It’s been so long since I’ve posted a Mamavation Monday post, I had someone check on me last week asking if I was coming back. It has also been one month since I pretty much gave up. I gained a lot of weight starting a birth control pill and then when I went off of it, I started my period the following day, then had about a week and then had the worst PMS, bloating and a real period that started shortly after that. I spent most of last week on the couch not able to move, because every time I did…it was bad news. I gave in to too much the last month or so and have just been way too easy on myself. It all came to a point last night when my mom and husband pretty much told me I have to do something. I have been loosely trying, but whenever it gets tough, I give up and give in to old / bad habits and it has to stop.
I am loving my gym membership and it’s the best money I’ve spent in a very long time, but as the saying goes “You can’t out train a bad diet.” I put that theory to the test, and it’s true…so very true. I’ve basically wasted my time at the gym the past couple of weeks – and I didn’t go at all last week – because I have been eating like absolute CRAP every single day. I’ve been so embarassed to do anything, because I have gained back everything I lost when I was on weight watchers…and more. In all fairness, I just weighed myself, I’m dressed, have already had two meals today…but no more excuses. It is what it is, and it’s not pretty.

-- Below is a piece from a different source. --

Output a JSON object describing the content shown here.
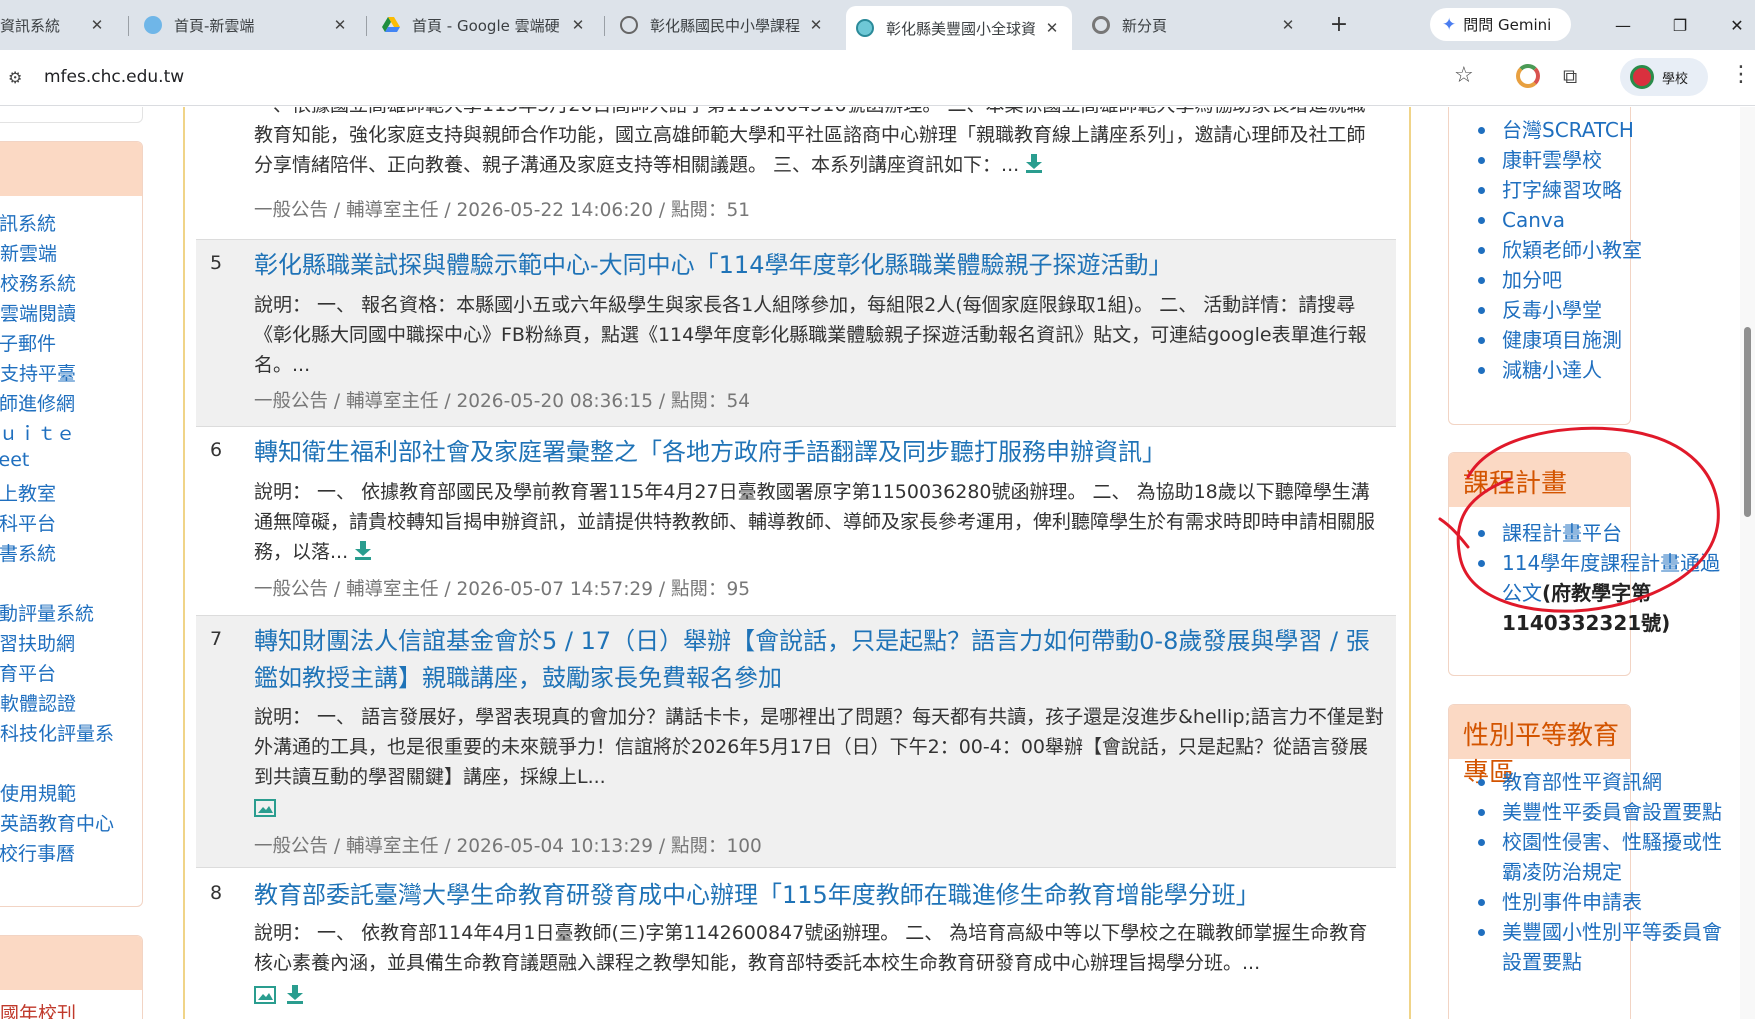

Just in case you can’t read that, it says 215.8 which is horrifying. I can’t believe this. I hate the way I feel. I’m out of breath, I’m exhausted all the time, I eat like crap, I drink way too much diet coke, I hardly drink water, I eat too much fast food and not enough vegetables.
And I just realized I have on two different socks. Awesome.
I have made a choice to go on a Dr. approved program. For the next 7 days, I’m supposed to add in two cups of vegetables to lunch and dinner and also add in fresh fruits as well. I’m also supposed to drink at least 64oz of water and keep exercising. Next week, I will start the official program which concentrates on lean proteins, vegetables, whole grains and healthy fats. The best part is that, it requires little to no thinking on my part. I will be given a list of foods to eat and a list of foods to eat in moderation. I will be given meal plans and a shopping list as well. I used to think that a plan that told me what to eat, how much, etc would drive me crazy, but I have realized it’s exactly what I need. The absolute hardest part for me right now is to be surrounded by foods, and I love the simplicity of being able to prep all of my food for a week and just grab what I need to eat at any point during the day.
And now for the Mamavation Monday question for today!
What steps have you made so far this year to improve your quality of life?
I joined a gym a few weeks ago and I’m working on the eating portion of losing weight. I realize that no matter how hard I work out, I need to control my eating as well.